Facts and values supporting a conclusion
The fact premise and value premise combine through an AND connector. Because both premises are true, the conclusion is proven.

Premises

A premise is a statement whose truth is set directly. Concludia does not decide whether a sentence is semantically true. People do that work. The graph records what truth value is currently being used by the argument.

Factual premises are claims about how the world is. Value premises are claims about what should matter. Value premises are important because an ought-claim cannot be derived from facts alone.

Lemmas And Conclusions

A lemma is an intermediate result. It lets an argument build in stages instead of forcing every premise to point directly at the final conclusion. A conclusion is the statement the argument is trying to establish.

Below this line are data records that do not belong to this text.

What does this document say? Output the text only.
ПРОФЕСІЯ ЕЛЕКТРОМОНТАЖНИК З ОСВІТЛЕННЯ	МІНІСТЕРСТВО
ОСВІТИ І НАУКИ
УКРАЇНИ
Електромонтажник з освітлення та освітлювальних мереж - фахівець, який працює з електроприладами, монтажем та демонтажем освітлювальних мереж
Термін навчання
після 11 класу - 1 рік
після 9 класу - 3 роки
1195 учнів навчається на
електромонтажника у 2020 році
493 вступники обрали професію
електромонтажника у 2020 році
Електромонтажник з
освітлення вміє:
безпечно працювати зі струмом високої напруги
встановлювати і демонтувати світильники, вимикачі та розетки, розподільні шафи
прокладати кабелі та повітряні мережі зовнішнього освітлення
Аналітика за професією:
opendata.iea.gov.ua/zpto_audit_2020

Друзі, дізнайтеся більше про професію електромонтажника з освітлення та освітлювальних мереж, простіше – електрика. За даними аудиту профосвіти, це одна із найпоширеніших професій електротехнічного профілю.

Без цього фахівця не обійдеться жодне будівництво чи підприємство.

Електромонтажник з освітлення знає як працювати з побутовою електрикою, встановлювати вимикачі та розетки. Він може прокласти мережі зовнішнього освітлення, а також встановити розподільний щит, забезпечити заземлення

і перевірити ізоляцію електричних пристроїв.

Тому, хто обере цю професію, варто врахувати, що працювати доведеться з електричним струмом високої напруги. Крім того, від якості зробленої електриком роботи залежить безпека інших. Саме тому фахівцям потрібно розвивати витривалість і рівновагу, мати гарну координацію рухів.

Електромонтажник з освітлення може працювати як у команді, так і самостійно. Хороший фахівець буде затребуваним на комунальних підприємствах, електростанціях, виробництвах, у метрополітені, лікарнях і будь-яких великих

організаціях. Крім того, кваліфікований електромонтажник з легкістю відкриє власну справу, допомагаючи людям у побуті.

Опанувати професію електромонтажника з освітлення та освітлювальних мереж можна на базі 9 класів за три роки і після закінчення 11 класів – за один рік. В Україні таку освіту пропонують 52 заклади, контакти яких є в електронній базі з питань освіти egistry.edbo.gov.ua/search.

Both lemmas and conclusions get their proof status from their sources. If a lemma becomes not proven, anything that depends on it can also become not proven.

Counterpoints

Counterpoints are targeted objections. A counterpoint that contests a premise is called an undermine.

A contested premise
The counterpoint attacks P1. The premise remains textually true in the base argument, but its effective truth is blocked, so the conclusion is not proven.

A counterpoint that contests an inference is called an undercut.

An undercut
The counterpoint targets the inference into C1 rather than either premise. The conclusion is not proven even though both source premises are true.

Reading Disagreement

When you disagree with a proven conclusion, move downward through the sources until you find the first place you stop agreeing. That place might be a factual premise, a value premise, or the inference that says the sources are sufficient.

When you see a not-proven conclusion, move downward through the contested source path until you find the premise or counterpoint responsible for the break.